If anyone came investigating the front would obviously only hold up so long. And then they’d have to disappear and restart from scratch. They’d done it before, Jack’s dad said almost proudly, and they’d do it again if need be.
At the top of the house sat the dorms, kitchen and rec room. I already knew that. Below them was where the real work was done. First we were shown a computer room, filled with terminals, monitors, servers and bundles of wire attached to lots of little black boxes that left me confused but Lee in ecstatic glee. I don’t think I’ve ever seen a smile so wide. Like it was eating his face.
‘For surveillance, and organising campaigns,’ Jack’s dad explained. ‘If someone in the Ministry sneezes, we know about it,’ he said smugly.
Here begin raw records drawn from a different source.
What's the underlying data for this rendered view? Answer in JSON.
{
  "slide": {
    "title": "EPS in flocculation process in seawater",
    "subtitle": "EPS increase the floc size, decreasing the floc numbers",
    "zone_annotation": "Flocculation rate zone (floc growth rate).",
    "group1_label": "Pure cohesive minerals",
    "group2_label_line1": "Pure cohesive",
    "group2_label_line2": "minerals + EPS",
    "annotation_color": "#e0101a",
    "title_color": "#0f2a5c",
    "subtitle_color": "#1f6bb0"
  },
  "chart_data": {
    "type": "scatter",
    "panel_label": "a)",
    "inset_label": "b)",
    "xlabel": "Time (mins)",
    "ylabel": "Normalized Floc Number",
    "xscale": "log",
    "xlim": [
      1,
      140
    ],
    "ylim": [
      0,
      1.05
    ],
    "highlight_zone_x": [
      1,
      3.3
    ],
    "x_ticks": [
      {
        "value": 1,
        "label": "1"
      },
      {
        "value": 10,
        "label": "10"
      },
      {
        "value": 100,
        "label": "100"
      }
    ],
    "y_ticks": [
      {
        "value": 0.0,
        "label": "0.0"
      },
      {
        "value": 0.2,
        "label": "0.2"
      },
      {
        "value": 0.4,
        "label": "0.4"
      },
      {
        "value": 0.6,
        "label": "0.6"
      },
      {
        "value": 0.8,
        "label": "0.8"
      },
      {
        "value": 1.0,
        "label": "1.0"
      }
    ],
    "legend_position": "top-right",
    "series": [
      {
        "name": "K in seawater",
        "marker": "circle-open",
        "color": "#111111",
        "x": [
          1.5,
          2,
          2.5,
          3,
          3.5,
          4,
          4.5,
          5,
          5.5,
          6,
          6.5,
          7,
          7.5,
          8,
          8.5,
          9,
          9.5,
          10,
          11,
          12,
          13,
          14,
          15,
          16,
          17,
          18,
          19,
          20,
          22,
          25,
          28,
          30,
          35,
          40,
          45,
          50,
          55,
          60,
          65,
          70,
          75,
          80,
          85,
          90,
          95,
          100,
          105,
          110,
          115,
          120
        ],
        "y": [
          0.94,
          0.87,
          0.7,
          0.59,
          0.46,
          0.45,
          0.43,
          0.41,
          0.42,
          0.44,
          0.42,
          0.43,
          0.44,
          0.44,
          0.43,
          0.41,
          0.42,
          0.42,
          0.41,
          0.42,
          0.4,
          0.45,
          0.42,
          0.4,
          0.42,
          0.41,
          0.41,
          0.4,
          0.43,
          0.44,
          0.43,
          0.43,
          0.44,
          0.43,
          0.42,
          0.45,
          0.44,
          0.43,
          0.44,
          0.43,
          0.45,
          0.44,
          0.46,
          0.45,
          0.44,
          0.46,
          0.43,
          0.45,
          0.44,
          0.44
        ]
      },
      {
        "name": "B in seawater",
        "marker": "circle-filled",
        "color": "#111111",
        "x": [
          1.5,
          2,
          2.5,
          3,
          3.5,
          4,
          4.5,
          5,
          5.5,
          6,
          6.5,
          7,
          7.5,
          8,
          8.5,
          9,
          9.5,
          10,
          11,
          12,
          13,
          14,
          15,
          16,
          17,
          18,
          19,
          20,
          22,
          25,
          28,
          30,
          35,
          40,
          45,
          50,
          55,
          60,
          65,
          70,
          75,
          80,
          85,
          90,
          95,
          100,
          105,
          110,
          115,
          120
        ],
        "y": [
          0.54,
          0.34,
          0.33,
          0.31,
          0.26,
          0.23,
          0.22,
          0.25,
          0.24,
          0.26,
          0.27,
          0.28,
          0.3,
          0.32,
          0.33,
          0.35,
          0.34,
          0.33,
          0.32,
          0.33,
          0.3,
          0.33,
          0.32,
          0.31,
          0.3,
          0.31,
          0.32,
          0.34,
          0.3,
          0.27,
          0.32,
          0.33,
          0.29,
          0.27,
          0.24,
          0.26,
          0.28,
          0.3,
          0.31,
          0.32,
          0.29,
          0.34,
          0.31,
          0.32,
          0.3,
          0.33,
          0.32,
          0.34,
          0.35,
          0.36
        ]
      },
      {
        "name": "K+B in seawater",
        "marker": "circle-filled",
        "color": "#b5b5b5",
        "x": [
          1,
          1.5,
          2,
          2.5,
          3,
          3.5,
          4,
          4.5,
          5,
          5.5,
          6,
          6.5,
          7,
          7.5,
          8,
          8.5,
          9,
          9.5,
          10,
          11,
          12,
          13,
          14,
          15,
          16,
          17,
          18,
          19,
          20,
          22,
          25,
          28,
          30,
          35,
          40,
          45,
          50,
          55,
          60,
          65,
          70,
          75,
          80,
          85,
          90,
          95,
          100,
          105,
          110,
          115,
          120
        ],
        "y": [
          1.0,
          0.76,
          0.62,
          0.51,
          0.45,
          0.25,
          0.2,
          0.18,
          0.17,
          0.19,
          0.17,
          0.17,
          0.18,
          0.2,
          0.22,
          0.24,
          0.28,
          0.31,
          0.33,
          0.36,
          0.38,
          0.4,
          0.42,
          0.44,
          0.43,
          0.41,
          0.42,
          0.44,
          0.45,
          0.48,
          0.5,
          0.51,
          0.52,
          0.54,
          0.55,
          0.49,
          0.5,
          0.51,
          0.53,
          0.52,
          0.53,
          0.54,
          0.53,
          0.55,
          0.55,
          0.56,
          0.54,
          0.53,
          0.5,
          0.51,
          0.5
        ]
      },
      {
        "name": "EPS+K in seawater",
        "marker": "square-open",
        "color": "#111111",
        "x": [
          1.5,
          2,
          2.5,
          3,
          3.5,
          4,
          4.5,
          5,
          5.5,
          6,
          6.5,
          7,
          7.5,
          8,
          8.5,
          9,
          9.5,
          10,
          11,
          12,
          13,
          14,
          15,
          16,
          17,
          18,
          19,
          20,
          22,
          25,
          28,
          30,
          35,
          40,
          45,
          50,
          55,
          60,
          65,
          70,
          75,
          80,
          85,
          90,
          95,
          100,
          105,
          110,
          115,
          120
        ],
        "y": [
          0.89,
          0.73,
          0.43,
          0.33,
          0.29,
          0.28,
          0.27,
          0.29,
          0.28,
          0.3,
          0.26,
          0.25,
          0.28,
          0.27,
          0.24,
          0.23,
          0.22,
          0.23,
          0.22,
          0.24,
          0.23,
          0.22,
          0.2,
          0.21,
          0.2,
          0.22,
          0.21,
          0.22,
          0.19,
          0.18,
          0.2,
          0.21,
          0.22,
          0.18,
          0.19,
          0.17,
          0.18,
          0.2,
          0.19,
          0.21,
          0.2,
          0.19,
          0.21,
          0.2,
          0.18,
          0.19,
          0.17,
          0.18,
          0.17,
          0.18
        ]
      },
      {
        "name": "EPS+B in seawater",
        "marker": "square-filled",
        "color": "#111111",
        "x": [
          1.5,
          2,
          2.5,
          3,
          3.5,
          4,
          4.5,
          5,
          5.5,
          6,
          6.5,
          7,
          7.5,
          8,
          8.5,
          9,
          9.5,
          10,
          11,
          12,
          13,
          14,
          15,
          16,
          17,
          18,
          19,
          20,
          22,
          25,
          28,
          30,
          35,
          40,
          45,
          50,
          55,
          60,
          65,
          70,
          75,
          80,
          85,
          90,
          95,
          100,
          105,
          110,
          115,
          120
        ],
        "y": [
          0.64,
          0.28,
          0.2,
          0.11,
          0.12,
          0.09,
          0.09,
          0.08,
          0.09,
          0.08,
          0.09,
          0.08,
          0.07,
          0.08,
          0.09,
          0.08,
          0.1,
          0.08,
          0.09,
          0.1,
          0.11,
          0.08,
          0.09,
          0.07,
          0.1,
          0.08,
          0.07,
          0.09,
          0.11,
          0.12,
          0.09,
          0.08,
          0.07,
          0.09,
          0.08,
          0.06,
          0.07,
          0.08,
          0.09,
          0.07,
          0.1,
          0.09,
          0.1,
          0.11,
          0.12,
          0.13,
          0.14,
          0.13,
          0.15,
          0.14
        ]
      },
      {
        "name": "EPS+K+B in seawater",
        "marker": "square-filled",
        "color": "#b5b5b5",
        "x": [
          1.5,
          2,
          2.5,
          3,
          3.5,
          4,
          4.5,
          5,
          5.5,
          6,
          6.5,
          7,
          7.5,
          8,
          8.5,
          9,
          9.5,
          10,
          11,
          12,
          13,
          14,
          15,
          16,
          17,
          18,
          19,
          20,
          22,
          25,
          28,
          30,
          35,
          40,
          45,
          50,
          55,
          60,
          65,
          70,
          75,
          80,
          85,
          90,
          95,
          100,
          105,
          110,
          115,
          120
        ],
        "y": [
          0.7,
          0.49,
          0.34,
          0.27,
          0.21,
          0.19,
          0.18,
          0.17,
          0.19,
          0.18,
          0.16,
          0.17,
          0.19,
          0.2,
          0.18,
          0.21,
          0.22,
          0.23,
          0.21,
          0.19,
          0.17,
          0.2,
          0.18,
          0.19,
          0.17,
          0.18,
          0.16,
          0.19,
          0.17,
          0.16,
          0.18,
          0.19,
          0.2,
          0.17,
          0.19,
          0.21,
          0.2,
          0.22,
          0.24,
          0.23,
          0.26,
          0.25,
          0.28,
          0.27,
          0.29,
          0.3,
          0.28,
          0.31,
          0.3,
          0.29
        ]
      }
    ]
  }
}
His smugness irritated me so I couldn’t resist throwing in a, ‘Well, why do Opposition members keep getting caught the whole time then?’
Jack’s dad’s smile remained in place but became a good few degrees colder. ‘Sometimes we need to make calculated sacrifices,’ he replied. God! So they gave certain people up. Let them go so the Ministry would think they had total control. This man was a robot.
The surveillance room was ruled by Mina, a really short woman in her late twenties with mousy-brown hair. The mouse comparison ended there. Everything else about her was big. Big personality. Big, bellowing laugh. Super loud yelling at Lee when he started to tap at a keyboard without permission. I liked her immediately.